3. The reasons go a lot deeper than point #1 and #2, but like childbirth I have already forgotten all the pain, and can no longer remember all the problems I had to resolve. I know it included about 5 hours on the phone with US tech support, who couldn’t help me fully, because my computer is a Latin American model. I then called the Mexican HP support number, but somehow instead dialed the equivalent of 911, without even knowing it. Here I was trying to tell the guy about my computer problem, and he’s asking me “Is this an emergency?” “Well, no, not really.” “M’am, this number is for emergencies.” “For computer emergencies?” Umm…we got that straightened out very fast, and I felt a bit sheepish.
So, my advice to you?
Don’t buy a foreign computer unless you absolutely have to.
Or if you buy one, accept that whatever quirks it has are yours to keep…they are probably not worth the pain (and money) to fix!

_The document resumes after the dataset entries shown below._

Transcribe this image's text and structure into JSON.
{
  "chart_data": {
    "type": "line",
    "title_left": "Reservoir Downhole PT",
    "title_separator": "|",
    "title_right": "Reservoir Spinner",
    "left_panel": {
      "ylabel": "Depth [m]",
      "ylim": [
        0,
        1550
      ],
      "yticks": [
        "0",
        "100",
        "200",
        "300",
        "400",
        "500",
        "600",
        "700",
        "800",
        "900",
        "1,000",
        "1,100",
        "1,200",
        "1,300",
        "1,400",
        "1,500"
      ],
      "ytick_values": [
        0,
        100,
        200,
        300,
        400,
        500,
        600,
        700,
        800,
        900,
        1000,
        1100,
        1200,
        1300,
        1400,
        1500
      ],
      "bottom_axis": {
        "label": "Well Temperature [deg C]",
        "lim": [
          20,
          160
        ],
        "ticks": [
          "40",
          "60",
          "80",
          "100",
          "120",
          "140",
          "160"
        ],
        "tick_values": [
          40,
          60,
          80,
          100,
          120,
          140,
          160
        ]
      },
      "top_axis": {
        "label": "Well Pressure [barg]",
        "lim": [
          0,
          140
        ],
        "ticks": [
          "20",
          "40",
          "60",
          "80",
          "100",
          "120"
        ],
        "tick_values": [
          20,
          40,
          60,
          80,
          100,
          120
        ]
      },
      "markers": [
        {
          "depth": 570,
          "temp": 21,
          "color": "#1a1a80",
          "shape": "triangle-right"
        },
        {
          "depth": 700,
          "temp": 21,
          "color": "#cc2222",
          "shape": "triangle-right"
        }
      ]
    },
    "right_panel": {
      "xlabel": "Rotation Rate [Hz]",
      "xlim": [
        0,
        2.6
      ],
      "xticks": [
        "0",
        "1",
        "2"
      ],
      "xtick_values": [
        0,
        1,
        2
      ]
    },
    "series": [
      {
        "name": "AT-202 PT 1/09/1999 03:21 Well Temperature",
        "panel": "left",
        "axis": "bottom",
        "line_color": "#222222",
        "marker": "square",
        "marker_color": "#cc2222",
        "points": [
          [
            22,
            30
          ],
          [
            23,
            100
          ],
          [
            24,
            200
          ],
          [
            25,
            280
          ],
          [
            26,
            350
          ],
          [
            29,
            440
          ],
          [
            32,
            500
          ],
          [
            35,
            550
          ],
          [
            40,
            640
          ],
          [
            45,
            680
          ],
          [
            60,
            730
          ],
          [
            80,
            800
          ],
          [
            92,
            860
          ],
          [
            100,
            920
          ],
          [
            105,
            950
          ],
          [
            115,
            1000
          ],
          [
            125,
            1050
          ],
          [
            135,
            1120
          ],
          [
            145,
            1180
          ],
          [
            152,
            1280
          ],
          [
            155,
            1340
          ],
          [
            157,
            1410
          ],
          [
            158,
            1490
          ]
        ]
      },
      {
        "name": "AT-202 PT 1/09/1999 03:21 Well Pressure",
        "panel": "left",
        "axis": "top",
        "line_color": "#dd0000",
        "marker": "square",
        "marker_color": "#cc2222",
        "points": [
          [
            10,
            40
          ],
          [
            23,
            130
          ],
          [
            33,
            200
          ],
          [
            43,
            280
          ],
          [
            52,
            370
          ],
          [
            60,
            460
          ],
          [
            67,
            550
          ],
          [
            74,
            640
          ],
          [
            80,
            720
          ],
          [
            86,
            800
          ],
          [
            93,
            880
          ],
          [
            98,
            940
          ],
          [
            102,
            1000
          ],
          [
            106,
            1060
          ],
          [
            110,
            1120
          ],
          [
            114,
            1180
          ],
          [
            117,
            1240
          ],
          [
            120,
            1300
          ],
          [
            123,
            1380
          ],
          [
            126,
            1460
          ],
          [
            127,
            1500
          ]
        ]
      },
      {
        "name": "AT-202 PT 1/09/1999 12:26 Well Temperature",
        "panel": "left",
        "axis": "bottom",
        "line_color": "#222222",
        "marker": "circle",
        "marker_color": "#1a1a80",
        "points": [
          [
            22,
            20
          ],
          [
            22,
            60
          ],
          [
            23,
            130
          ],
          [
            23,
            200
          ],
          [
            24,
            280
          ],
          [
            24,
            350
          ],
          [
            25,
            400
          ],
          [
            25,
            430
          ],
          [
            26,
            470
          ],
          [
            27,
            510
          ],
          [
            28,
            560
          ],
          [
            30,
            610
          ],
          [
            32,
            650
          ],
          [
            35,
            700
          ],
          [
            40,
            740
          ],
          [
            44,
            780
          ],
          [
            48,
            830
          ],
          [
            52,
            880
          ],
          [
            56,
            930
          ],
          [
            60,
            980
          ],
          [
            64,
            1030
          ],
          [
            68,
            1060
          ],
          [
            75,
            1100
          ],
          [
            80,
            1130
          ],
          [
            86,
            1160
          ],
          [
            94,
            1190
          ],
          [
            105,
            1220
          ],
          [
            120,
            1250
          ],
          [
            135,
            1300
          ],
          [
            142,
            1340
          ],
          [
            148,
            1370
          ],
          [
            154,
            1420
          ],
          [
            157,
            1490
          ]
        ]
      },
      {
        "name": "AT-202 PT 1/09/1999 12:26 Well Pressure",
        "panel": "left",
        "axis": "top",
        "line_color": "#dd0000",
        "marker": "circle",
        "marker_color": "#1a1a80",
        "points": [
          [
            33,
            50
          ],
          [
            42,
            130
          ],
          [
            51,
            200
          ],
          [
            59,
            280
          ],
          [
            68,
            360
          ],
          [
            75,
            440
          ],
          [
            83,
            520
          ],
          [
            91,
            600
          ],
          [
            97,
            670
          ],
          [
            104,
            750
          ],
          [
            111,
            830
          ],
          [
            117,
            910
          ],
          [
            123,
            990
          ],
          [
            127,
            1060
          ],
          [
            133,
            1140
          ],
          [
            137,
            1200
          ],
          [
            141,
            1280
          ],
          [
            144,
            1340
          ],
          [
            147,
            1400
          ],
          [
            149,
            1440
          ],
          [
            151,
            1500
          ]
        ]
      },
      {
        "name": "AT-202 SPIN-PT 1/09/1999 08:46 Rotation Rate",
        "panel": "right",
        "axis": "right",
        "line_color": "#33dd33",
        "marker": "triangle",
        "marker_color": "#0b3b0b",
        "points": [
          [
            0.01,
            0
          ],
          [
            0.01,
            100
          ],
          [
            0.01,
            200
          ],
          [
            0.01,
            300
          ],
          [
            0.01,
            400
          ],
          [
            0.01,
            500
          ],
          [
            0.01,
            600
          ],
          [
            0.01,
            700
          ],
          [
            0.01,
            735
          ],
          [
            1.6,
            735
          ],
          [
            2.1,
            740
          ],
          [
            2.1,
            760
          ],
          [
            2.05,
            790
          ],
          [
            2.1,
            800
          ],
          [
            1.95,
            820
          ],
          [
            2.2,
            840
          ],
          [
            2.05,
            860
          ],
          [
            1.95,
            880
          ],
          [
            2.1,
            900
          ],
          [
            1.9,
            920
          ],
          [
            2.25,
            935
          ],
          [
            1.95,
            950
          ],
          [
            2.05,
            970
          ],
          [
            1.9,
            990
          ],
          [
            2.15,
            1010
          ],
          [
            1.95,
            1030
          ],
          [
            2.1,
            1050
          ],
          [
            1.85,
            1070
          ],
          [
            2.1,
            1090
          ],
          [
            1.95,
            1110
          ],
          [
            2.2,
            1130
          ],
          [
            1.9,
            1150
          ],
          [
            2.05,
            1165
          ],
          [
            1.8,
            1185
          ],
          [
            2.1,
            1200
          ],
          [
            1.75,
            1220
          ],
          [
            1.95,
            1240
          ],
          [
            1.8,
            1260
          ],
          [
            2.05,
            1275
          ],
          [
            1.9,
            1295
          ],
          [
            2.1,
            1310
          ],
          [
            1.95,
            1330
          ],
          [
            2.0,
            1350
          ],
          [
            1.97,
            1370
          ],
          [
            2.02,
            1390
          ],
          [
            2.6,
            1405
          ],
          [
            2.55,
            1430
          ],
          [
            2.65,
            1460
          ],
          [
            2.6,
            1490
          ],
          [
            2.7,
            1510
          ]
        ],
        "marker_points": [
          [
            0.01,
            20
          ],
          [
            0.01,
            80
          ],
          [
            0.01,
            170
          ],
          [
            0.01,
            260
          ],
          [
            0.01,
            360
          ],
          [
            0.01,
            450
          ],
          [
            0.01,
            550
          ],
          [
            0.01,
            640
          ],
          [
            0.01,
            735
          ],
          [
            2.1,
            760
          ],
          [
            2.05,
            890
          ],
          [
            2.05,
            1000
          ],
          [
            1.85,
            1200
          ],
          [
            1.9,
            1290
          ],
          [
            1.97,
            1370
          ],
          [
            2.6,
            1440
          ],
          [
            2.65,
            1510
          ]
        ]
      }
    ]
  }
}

It would have been cheaper to purchase a laptop in the states (those import taxes kill you on electronics), not to mention I wouldn’t have had to pay an extra $200 to upgrade the operating system to get it into English. Also, my keyboard would have already been in English, so I wouldn’t have to consider whether was/is worth it to me to spend an additional $100 to get an English keyboard. If I had been able to wait another month and a half to get a new computer (not too likely, considering the other laptop was literally just limping along-only sometimes able to connect to the internet), I would have ordered one and had family deliver it when they visited in January. The other option would have been purchasing the laptop in the US, and shipping it to Mexico, which would have resulted in a huge important duty/tax. I also learned that I perhaps could have called the HP office in Mexico and had them build the custom computer for me, and shipped it to me (perhaps even with English?) within Mexico.